China's relaxation of its coal-to-gas switching policy, meant to overcome logistical bottlenecks and prevent supply disruptions, is supporting coal consumption and proving to be a drag on natural gas demand growth this winter.
This is contributing to weaker gas demand from other sectors.
In the first nine months of 2019, China's natural gas demand rose 10.3% year on year, according to state planner National Development and Reform Commission, slower than the 18.2% growth in the corresponding period last year.
China's natural gas imports rose by just 7.9% and 7.7% year on year in September and August 2019, respectively, compared with more than 30% in September and August 2018, according to S&P Global Platts calculations based on data from the NDRC and China customs.
Weaker heating demand will also feed into LNG import volumes, although other factors at play here include higher domestic gas production and the startup of Power of Siberia, which will initially feed northernmost provinces like Heilongjiang that border Russia.
Several executives from power utilities, terminal operators and gas distributing companies, including at least one source with city-gas distributor Towngas China, told Platts recently they expect softened coal-to-gas conversion to affect gas demand this winter.
WINTER GAS DEMAND
China's winter heating, mostly in central and northern provinces, accounts for roughly 9% of overall gas demand, according to Sinopec's 2018 data. This is relatively smaller than industrial use that accounts for around 40% of the total gas demand, and 17% from the power sector.
While a slowing economy has affected industrial and power sector demand for gas, heating demand is influenced by Beijing's coal-to-gas policies, the severity of North Asia's winter and centralized heating infrastructure.
Over the last five years, Beijing has implemented a series of policies for switching centralized heating from coal-to-gas to combat pollution, such as the "Blue Sky Defence" plan in mid-2018 that expanded gas switching to over three dozen cities.
However, in July 2019, the National Energy Administration streamlined the policy, saying it would allow cities to choose the most accessible form of energy, to guarantee winter supply.

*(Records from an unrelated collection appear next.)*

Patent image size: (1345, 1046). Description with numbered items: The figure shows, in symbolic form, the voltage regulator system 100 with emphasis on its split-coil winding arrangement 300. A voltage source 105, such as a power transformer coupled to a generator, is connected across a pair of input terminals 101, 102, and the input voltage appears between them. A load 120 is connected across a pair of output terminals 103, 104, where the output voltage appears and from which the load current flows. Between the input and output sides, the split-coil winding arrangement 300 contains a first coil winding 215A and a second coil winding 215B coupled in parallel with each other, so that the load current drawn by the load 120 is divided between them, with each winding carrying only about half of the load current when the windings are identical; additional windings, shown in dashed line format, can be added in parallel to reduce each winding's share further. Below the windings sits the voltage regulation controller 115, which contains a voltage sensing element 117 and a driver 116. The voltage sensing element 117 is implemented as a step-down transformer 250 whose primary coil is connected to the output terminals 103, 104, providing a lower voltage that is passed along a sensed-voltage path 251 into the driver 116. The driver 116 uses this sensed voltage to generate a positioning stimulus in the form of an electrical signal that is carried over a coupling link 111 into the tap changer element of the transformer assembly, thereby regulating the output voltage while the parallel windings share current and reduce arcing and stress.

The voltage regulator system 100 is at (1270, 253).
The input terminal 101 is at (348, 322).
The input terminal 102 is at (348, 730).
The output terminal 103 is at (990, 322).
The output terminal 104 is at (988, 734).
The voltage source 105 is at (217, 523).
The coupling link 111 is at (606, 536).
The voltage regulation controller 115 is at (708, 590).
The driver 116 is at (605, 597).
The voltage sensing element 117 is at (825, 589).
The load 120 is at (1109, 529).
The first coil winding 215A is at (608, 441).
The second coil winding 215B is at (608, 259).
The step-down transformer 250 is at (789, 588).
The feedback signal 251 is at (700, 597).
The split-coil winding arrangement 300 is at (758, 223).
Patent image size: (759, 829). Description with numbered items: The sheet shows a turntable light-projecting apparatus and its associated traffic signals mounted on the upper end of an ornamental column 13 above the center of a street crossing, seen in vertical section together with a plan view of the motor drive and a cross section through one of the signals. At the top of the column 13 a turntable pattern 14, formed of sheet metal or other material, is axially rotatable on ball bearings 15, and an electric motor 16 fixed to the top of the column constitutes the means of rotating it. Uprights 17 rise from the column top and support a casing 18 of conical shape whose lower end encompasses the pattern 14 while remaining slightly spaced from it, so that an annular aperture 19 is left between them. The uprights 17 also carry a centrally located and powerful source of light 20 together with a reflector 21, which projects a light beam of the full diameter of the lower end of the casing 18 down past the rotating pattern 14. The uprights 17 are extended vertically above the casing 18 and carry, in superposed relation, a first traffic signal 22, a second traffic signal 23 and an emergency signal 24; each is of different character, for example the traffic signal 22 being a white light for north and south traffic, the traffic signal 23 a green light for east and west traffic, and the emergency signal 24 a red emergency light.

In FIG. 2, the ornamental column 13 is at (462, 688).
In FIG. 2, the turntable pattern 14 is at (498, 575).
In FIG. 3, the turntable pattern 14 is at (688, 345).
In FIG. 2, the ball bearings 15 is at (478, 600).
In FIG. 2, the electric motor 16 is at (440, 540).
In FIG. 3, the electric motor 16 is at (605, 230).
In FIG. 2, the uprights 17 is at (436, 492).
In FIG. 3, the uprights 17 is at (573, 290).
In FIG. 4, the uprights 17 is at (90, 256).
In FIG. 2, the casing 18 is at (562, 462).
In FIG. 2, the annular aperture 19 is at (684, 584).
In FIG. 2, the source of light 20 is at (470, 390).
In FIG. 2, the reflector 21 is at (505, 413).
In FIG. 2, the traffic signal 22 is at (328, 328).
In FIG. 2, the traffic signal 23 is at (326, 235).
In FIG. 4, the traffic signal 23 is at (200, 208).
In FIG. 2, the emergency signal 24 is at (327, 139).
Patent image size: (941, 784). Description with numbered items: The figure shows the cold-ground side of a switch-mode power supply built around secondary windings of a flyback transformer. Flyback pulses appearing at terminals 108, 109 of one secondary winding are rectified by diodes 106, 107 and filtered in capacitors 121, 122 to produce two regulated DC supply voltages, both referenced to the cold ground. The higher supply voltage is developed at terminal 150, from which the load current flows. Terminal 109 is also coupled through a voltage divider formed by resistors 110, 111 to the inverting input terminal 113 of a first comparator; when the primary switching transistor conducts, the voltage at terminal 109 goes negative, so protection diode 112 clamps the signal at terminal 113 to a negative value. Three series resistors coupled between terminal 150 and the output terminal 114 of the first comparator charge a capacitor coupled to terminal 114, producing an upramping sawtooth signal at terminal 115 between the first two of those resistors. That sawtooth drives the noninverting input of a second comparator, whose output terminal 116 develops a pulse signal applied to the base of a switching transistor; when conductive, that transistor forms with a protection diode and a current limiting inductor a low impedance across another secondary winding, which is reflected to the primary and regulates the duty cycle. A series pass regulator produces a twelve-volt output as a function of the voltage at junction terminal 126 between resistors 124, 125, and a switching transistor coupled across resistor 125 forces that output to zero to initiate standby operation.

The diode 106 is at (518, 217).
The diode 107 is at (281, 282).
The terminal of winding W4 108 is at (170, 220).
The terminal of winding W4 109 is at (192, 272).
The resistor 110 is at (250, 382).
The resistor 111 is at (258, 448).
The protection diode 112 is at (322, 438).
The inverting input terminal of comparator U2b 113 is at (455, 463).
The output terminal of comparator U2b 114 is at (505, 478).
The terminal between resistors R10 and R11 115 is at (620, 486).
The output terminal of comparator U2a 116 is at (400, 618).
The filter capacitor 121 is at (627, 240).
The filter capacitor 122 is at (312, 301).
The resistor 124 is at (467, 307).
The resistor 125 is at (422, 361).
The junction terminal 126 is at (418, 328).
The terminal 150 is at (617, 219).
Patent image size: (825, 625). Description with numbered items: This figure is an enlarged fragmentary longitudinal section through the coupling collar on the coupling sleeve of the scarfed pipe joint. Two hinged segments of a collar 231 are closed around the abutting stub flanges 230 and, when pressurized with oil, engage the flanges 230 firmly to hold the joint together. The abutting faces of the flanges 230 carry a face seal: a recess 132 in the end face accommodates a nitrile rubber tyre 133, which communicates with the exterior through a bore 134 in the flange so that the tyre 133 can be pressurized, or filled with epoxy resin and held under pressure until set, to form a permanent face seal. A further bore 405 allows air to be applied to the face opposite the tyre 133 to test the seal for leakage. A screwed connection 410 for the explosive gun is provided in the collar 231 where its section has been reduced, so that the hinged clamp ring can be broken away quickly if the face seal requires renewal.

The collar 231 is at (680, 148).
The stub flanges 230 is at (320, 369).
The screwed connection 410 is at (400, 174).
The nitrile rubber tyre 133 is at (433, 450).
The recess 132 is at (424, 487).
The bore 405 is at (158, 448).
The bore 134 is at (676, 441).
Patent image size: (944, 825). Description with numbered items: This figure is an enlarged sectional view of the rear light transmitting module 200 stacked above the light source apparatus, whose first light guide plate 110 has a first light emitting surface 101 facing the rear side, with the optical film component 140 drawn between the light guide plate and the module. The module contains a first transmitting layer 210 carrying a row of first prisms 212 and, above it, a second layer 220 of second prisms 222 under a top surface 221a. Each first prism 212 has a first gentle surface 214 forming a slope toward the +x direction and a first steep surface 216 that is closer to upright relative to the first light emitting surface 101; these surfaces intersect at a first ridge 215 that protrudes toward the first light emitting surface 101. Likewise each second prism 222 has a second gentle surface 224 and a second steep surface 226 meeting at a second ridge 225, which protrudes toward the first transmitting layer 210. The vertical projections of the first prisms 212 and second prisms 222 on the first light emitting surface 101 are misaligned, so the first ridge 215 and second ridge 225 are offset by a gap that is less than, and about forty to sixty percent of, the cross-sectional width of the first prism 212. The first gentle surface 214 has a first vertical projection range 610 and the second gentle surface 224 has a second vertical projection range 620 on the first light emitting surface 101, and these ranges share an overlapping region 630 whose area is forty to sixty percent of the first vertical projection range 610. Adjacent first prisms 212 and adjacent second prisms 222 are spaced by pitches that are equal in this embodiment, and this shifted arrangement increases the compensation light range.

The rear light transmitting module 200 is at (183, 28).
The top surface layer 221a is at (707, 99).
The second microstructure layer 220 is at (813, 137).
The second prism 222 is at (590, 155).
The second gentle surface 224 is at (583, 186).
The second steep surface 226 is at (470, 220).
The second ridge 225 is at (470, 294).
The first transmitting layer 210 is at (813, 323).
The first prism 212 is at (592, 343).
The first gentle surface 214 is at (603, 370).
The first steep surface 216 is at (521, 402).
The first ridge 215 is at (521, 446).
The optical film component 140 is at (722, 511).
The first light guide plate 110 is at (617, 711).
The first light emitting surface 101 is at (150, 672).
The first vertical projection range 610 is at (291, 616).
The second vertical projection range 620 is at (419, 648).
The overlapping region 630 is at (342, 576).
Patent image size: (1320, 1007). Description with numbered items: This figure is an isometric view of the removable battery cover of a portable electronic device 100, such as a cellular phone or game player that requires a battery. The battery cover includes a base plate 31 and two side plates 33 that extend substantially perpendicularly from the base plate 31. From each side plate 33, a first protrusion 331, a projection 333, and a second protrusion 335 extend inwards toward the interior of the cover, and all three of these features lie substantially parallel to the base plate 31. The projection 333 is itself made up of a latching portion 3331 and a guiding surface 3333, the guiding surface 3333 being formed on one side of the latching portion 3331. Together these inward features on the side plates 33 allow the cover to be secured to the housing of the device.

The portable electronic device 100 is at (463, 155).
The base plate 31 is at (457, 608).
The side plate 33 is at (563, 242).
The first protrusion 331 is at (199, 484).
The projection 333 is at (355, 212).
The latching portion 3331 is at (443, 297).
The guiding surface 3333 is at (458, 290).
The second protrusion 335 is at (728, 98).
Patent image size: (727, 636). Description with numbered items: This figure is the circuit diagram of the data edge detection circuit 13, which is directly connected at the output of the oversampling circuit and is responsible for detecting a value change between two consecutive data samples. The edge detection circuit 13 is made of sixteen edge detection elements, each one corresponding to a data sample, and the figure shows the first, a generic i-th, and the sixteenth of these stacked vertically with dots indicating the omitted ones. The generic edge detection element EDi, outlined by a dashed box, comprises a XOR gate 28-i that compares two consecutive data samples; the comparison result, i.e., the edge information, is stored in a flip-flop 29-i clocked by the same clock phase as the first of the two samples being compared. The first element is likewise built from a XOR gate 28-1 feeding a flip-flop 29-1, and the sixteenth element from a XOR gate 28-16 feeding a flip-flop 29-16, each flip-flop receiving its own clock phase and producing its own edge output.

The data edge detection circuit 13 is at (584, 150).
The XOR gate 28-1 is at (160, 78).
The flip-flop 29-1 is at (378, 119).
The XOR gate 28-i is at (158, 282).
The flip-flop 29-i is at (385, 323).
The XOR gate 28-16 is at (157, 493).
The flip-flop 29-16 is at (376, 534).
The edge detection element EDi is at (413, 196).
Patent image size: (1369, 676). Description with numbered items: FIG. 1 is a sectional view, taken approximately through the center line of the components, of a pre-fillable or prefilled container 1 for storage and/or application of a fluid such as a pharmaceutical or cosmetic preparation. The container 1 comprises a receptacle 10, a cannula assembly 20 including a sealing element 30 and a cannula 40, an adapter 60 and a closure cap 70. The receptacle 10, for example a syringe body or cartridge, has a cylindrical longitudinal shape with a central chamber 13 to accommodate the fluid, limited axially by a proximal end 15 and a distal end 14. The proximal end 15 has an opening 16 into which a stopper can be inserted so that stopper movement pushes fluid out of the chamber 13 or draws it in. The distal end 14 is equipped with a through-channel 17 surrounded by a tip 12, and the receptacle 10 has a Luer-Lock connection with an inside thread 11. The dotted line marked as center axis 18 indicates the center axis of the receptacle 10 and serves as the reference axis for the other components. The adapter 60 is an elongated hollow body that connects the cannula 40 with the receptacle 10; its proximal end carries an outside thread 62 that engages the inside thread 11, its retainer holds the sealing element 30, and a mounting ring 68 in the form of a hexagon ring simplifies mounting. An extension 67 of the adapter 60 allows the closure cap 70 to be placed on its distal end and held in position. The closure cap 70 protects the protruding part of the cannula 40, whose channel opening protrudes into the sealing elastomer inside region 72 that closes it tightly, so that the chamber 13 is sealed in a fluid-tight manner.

This was partly done to avoid shortages that previously drove inland trucked LNG prices to as much as $25/MMBtu in winter, twice the price of landed seaborne gas.
The rationalization of supply sources was reinforced by Premier Li Keqiang in a speech in October where he stressed on energy security this winter.
"Based on what is practical, we should use electricity where electricity is available, gas where gas is sufficient, and coal where coal supply is ample," Li, who is also the director of the National Energy Commission, said.
GAS PRICE TOLERANCE
Last week, Ling Xiao, the vice president of state-run PetroChina and chairman of gas supplier Kunlun Energy, echoed Beijing's view to ease from a blanket enforcement of coal-to-gas switching.
China's energy policy is based on fundamental realities, so the choice between coal and gas should be adapted to local market conditions, Ling said in Singapore.
He said market prices were the decisive factor in determining China's gas import and consumption volumes.
For winter heating, at a coal price of Yuan 600-800/mt ($85-$114/mt), natural gas prices have to be as low as Yuan 1.1-1.4/cu m, to make coal-to-gas switching possible, Ling said. This gas price tolerance level equates to an LNG import price of $4.50-$5.70/MMBtu.
Comparatively, the gas price tolerance level in the power sector could be higher, making it difficult for LNG to replace coal in heating.
At a renewables-based electricity price of Yuan 0.2-0.4/kWh, and a coal-fired electricity price of Yuan 0.35-0.45/kWh, natural gas has to be priced in the range of Yuan 1.0-2.3/cu m, to be competitive. That's an LNG import price of $4.10-$9.40/MMBtu for the power sector.
Natural gas penetration remains very low in China's heating and power sectors.
POWER SECTOR DEMAND
China's power sector has also slowed gas consumption, on the back of subsidy cuts and low electricity margins this year, sources at power utilities said.
In March, state-run power utility, State Grid Corp, reduced electricity charges for industrial users by 10% this year, in response to a slowing economy. This was on top of a similar cut for commercial users in 2018, and reflects wider goals of power sector reforms.
The move, however, squeezed power sector margins, forcing them to cut gas consumption.
China could fall short of its gas consumption target in the 13th Five-Year Plan at the current rate, market sources noted.
Beijing plans to increase the share of natural gas in energy consumption to around 10% by 2020, and in 2018, this was still at 7.8%, according to the government's 2019 report.